After John had been arrested, Jesus came to Galilee proclaiming the gospel of God: “This is the time of fulfillment. The kingdom of God is at hand. Repent, and believe in the gospel.”
As he passed by the Sea of Galilee, he saw Simon and his brother Andrew casting their nets into the sea; they were fishermen. Jesus said to them, “Come after me, and I will make you fishers of men.” Then they abandoned their nets and followed him. He walked along a little farther and saw James, the son of Zebedee, and his brother John. They too were in a boat mending their nets. Then he called them. So they left their father Zebedee in the boat along with the hired men and followed him.
In the Gospel for the Third Sunday in Ordinary Time, Jesus announces the Kingdom of God is at hand. Minds must change and new beliefs must be formed. Waiting is over: the Kingdom of God is now.
Jesus needs people to get this Word out. He calls Peter and Andrew to leave their work and James and John to leave their family. They must follow him in his preaching and teaching of the Kingdom.
This “leaving” is the role of the first apostles, but it may not be the role of twenty-first century believers. The more travelled path is not to leave family and work but to live the Kingdom in the dynamics of family life and work life.

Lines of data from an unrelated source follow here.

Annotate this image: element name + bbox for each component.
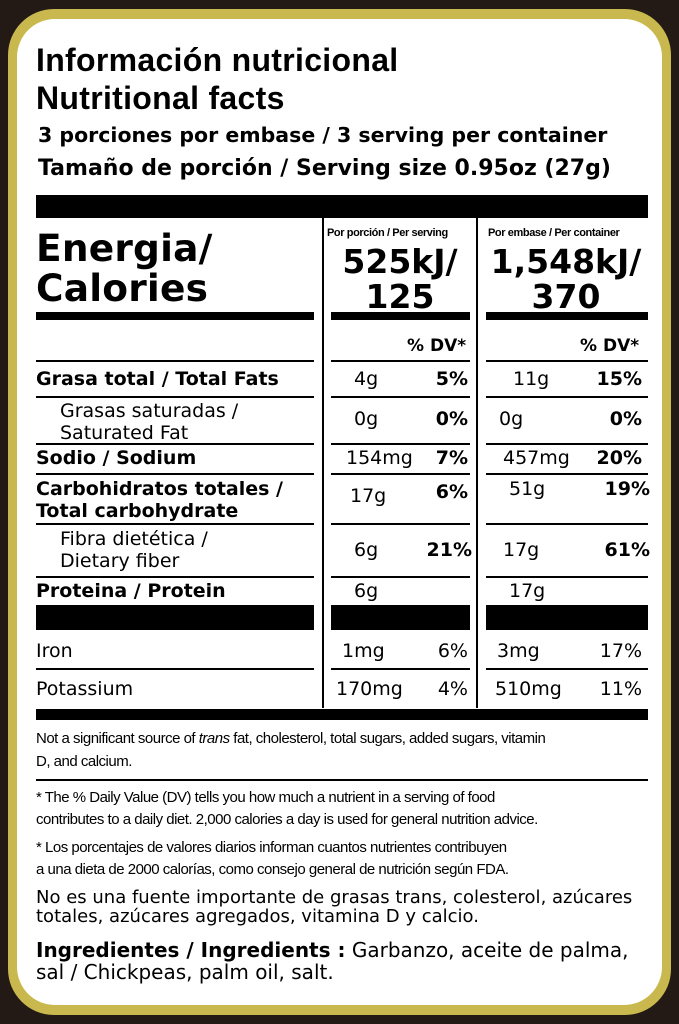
row-line xyxy=(36,473,314,475)
title-es: Información nutricional xyxy=(36,42,399,78)
row-line xyxy=(331,443,470,445)
row-line xyxy=(486,396,648,398)
row-line xyxy=(331,576,470,578)
fiber-container-dv: 61% xyxy=(604,539,650,561)
iron-container-dv: 17% xyxy=(599,640,642,662)
protein-serving-amount: 6g xyxy=(354,580,379,602)
protein-bar-label xyxy=(36,605,314,630)
fiber-container-amount: 17g xyxy=(503,539,540,561)
row-line xyxy=(486,523,648,525)
per-serving-energy: 525kJ/ 125 xyxy=(342,242,458,316)
column-divider-left xyxy=(322,218,324,708)
row-line xyxy=(486,668,648,670)
potassium-container-amount: 510mg xyxy=(495,678,562,700)
per-container-energy: 1,548kJ/ 370 xyxy=(490,242,642,316)
nutrient-label-dietary-fiber: Fibra dietética / Dietary fiber xyxy=(60,528,208,572)
row-line xyxy=(486,360,648,362)
iron-serving-amount: 1mg xyxy=(342,640,385,662)
protein-container-amount: 17g xyxy=(509,580,546,602)
nutrient-label-protein: Proteina / Protein xyxy=(36,580,226,602)
ingredients: Ingredientes / Ingredients : Garbanzo, a… xyxy=(36,938,629,984)
row-line xyxy=(331,523,470,525)
footnote-es: * Los porcentajes de valores diarios inf… xyxy=(36,839,509,878)
footnote-en: * The % Daily Value (DV) tells you how m… xyxy=(36,789,538,828)
energy-label: Energia/ Calories xyxy=(36,226,213,310)
iron-container-amount: 3mg xyxy=(497,640,540,662)
energy-bar-serving xyxy=(331,312,470,320)
saturated-fat-serving-dv: 0% xyxy=(435,408,468,430)
sodium-serving-dv: 7% xyxy=(435,447,468,469)
serving-size: Tamaño de porción / Serving size 0.95oz … xyxy=(38,156,611,181)
carbohydrate-container-amount: 51g xyxy=(509,478,546,500)
protein-bar-serving xyxy=(331,605,470,630)
not-significant-source-es: No es una fuente importante de grasas tr… xyxy=(36,887,633,927)
row-line xyxy=(36,668,314,670)
mineral-label-iron: Iron xyxy=(36,640,73,662)
row-line xyxy=(36,360,314,362)
potassium-serving-amount: 170mg xyxy=(336,678,403,700)
total-fats-serving-amount: 4g xyxy=(354,368,379,390)
saturated-fat-serving-amount: 0g xyxy=(354,408,379,430)
fiber-serving-amount: 6g xyxy=(354,539,379,561)
bottom-thick-bar xyxy=(36,709,648,720)
protein-bar-container xyxy=(486,605,648,630)
energy-bar-container xyxy=(486,312,648,320)
energy-bar-label xyxy=(36,312,314,320)
fiber-serving-dv: 21% xyxy=(426,539,472,561)
nutrient-label-saturated-fat: Grasas saturadas / Saturated Fat xyxy=(60,400,239,444)
potassium-container-dv: 11% xyxy=(599,678,642,700)
nutrient-label-total-fats: Grasa total / Total Fats xyxy=(36,368,279,390)
row-line xyxy=(36,396,314,398)
nutrient-label-total-carbohydrate: Carbohidratos totales / Total carbohydra… xyxy=(36,478,283,522)
potassium-serving-dv: 4% xyxy=(437,678,468,700)
row-line xyxy=(486,443,648,445)
column-divider-right xyxy=(476,218,478,708)
row-line xyxy=(36,443,314,445)
total-fats-serving-dv: 5% xyxy=(435,368,468,390)
title-en: Nutritional facts xyxy=(36,80,285,116)
footnote-divider xyxy=(36,779,648,781)
per-serving-header: Por porción / Per serving xyxy=(327,227,448,239)
carbohydrate-serving-dv: 6% xyxy=(435,481,468,503)
iron-serving-dv: 6% xyxy=(437,640,468,662)
sodium-serving-amount: 154mg xyxy=(346,447,413,469)
sodium-container-amount: 457mg xyxy=(503,447,570,469)
dv-header-serving: % DV* xyxy=(407,336,467,356)
row-line xyxy=(331,396,470,398)
carbohydrate-container-dv: 19% xyxy=(604,478,650,500)
saturated-fat-container-dv: 0% xyxy=(609,408,642,430)
total-fats-container-dv: 15% xyxy=(596,368,642,390)
row-line xyxy=(486,473,648,475)
row-line xyxy=(486,576,648,578)
per-container-header: Por embase / Per container xyxy=(488,227,620,239)
sodium-container-dv: 20% xyxy=(596,447,642,469)
mineral-label-potassium: Potassium xyxy=(36,678,134,700)
row-line xyxy=(331,668,470,670)
nutrient-label-sodium: Sodio / Sodium xyxy=(36,447,197,469)
dv-header-container: % DV* xyxy=(580,336,640,356)
saturated-fat-container-amount: 0g xyxy=(499,408,524,430)
top-thick-bar xyxy=(36,195,648,218)
row-line xyxy=(331,360,470,362)
row-line xyxy=(331,473,470,475)
not-significant-source-note: Not a significant source of trans fat, c… xyxy=(36,730,546,770)
row-line xyxy=(36,523,314,525)
carbohydrate-serving-amount: 17g xyxy=(350,485,387,507)
total-fats-container-amount: 11g xyxy=(513,368,550,390)
row-line xyxy=(36,576,314,578)
label-panel xyxy=(17,19,662,1005)
servings-per-container: 3 porciones por embase / 3 serving per c… xyxy=(38,123,608,147)
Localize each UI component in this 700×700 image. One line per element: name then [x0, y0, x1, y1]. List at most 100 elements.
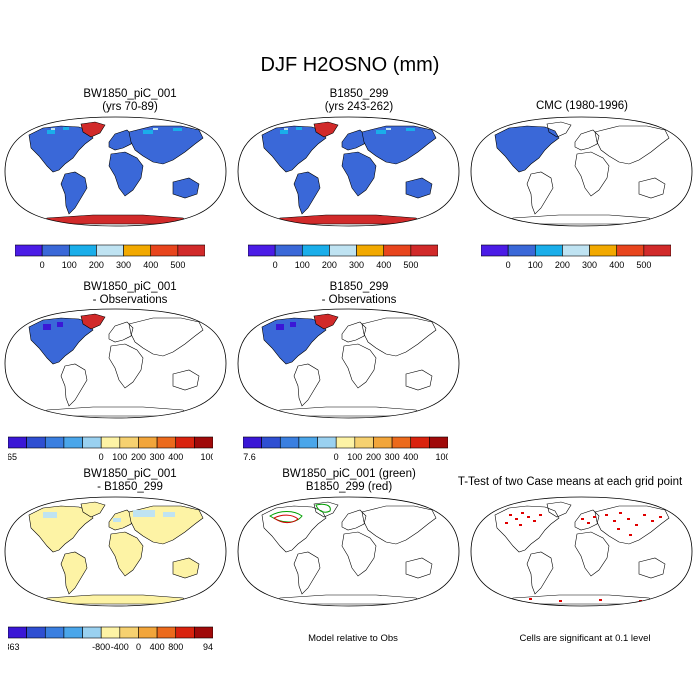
colorbar-swatch — [26, 626, 46, 639]
colorbar-label: 10000 — [435, 452, 448, 462]
colorbar-swatch — [589, 244, 618, 257]
colorbar-swatch — [96, 244, 124, 257]
colorbar-swatch — [261, 436, 281, 449]
map-case2 — [237, 116, 460, 227]
note-contour: Model relative to Obs — [308, 633, 398, 644]
colorbar-swatch — [429, 436, 448, 449]
colorbar-swatch — [243, 436, 262, 449]
colorbar-swatch — [507, 244, 536, 257]
colorbar-obs: 0 100 200 300 400 500 — [481, 244, 671, 270]
colorbar-label: 200 — [131, 452, 146, 462]
colorbar-swatch — [298, 436, 318, 449]
colorbar-swatch — [301, 244, 330, 257]
colorbar-label: 100 — [62, 260, 77, 270]
colorbar-swatch — [481, 244, 509, 257]
colorbar-swatch — [119, 436, 139, 449]
colorbar-label: 500 — [170, 260, 185, 270]
colorbar-swatch — [562, 244, 590, 257]
colorbar-swatch — [68, 244, 97, 257]
colorbar-label: 300 — [116, 260, 131, 270]
colorbar-label: -365 — [8, 452, 17, 462]
colorbar-label: 300 — [349, 260, 364, 270]
colorbar-swatch — [44, 626, 65, 639]
colorbar-swatch — [616, 244, 645, 257]
colorbar-label: 100 — [528, 260, 543, 270]
map-contour — [237, 496, 460, 607]
colorbar-swatch — [156, 626, 177, 639]
colorbar-swatch — [8, 436, 27, 449]
panel-title-ttest: T-Test of two Case means at each grid po… — [457, 476, 683, 488]
colorbar-swatch — [138, 626, 158, 639]
colorbar-label: 300 — [582, 260, 597, 270]
colorbar-label: 100 — [112, 452, 127, 462]
map-case2-obs — [237, 308, 460, 419]
colorbar-label: -400 — [111, 642, 129, 652]
colorbar-label: 0 — [506, 260, 511, 270]
colorbar-label: 500 — [403, 260, 418, 270]
colorbar-swatch — [356, 244, 385, 257]
map-ttest — [470, 496, 693, 607]
colorbar-swatch — [15, 244, 43, 257]
colorbar-swatch — [194, 436, 213, 449]
colorbar-swatch — [175, 626, 195, 639]
panel-title-case2: B1850_299 (yrs 243-262) — [324, 88, 394, 113]
colorbar-swatch — [354, 436, 374, 449]
colorbar-label: 100 — [347, 452, 362, 462]
colorbar-swatch — [156, 436, 177, 449]
colorbar-label: -800 — [92, 642, 110, 652]
colorbar-swatch — [8, 626, 27, 639]
colorbar-swatch — [643, 244, 671, 257]
map-case1 — [4, 116, 227, 227]
panel-title-case1-obs: BW1850_piC_001- Observations — [83, 281, 177, 306]
colorbar-swatch — [44, 436, 65, 449]
colorbar-swatch — [150, 244, 179, 257]
colorbar-swatch — [82, 626, 102, 639]
colorbar-swatch — [100, 626, 121, 639]
colorbar-label: 200 — [322, 260, 337, 270]
colorbar-label: -347.6 — [243, 452, 256, 462]
colorbar-swatch — [26, 436, 46, 449]
colorbar-label: 400 — [150, 642, 165, 652]
colorbar-label: 10000 — [200, 452, 213, 462]
colorbar-label: 300 — [385, 452, 400, 462]
colorbar-swatch — [123, 244, 152, 257]
note-ttest: Cells are significant at 0.1 level — [519, 633, 651, 644]
map-obs — [470, 116, 693, 227]
colorbar-label: 400 — [609, 260, 624, 270]
colorbar-label: -9863 — [8, 642, 20, 652]
colorbar-label: 0 — [334, 452, 339, 462]
colorbar-swatch — [335, 436, 356, 449]
colorbar-label: 400 — [168, 452, 183, 462]
colorbar-swatch — [177, 244, 205, 257]
colorbar-label: 0 — [136, 642, 141, 652]
colorbar-label: 0 — [40, 260, 45, 270]
colorbar-case1: 0 100 200 300 400 500 — [15, 244, 205, 270]
colorbar-swatch — [373, 436, 393, 449]
colorbar-label: 200 — [89, 260, 104, 270]
colorbar-swatch — [279, 436, 300, 449]
panel-title-case1: BW1850_piC_001 (yrs 70-89) — [83, 88, 177, 113]
colorbar-swatch — [100, 436, 121, 449]
main-title: DJF H2OSNO (mm) — [260, 54, 440, 76]
colorbar-label: 200 — [555, 260, 570, 270]
colorbar-swatch — [410, 436, 430, 449]
colorbar-label: 400 — [376, 260, 391, 270]
colorbar-label: 9447 — [203, 642, 213, 652]
colorbar-swatch — [391, 436, 412, 449]
colorbar-swatch — [63, 436, 83, 449]
colorbar-label: 200 — [366, 452, 381, 462]
colorbar-case2: 0 100 200 300 400 500 — [248, 244, 438, 270]
map-case1-obs — [4, 308, 227, 419]
colorbar-swatch — [383, 244, 412, 257]
colorbar-swatch — [175, 436, 195, 449]
colorbar-label: 300 — [150, 452, 165, 462]
colorbar-swatch — [119, 626, 139, 639]
panel-title-obs: CMC (1980-1996) — [535, 100, 629, 112]
colorbar-swatch — [41, 244, 70, 257]
panel-title-contour: BW1850_piC_001 (green) B1850_299 (red) — [282, 468, 416, 493]
colorbar-label: 800 — [168, 642, 183, 652]
colorbar-swatch — [329, 244, 357, 257]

But what does it mean to live the Kingdom of God in family and work?
The Kingdom of God is a symbol for optimal human relationships, being with one another in ways that are grounded in inclusive love of God. But family and work life often spin off in less desirable ways. They slip into games of superiority and subjugation. One person dominates another for reasons that are partially known and largely unknown. We become caught in conflicts, reprisals, and antagonisms.
That is why Jesus preaches the need to repent and believe in this dream of the Kingdom of God. Part of this repentance is to move from letting things happen to a proactive stance of making them better. In our families and work, opportunities for betterment abound. The question is: will we seize them?
To seize them, we must become men and women of vigilant love. This demands courage and creativity, planting seeds and waiting for harvests, reaching out and holding firm. We may never know the sure-fire way to act in a given situation, but we must be ever attentive and active in order to find the openings for greater love and communion.
We cannot do this, unless we stay in touch with the Divine Reality at the center of our being. In order to change the outer world we need the resources of the inner world.
If the Kingdom of God is at hand, how do we reach out and welcome it?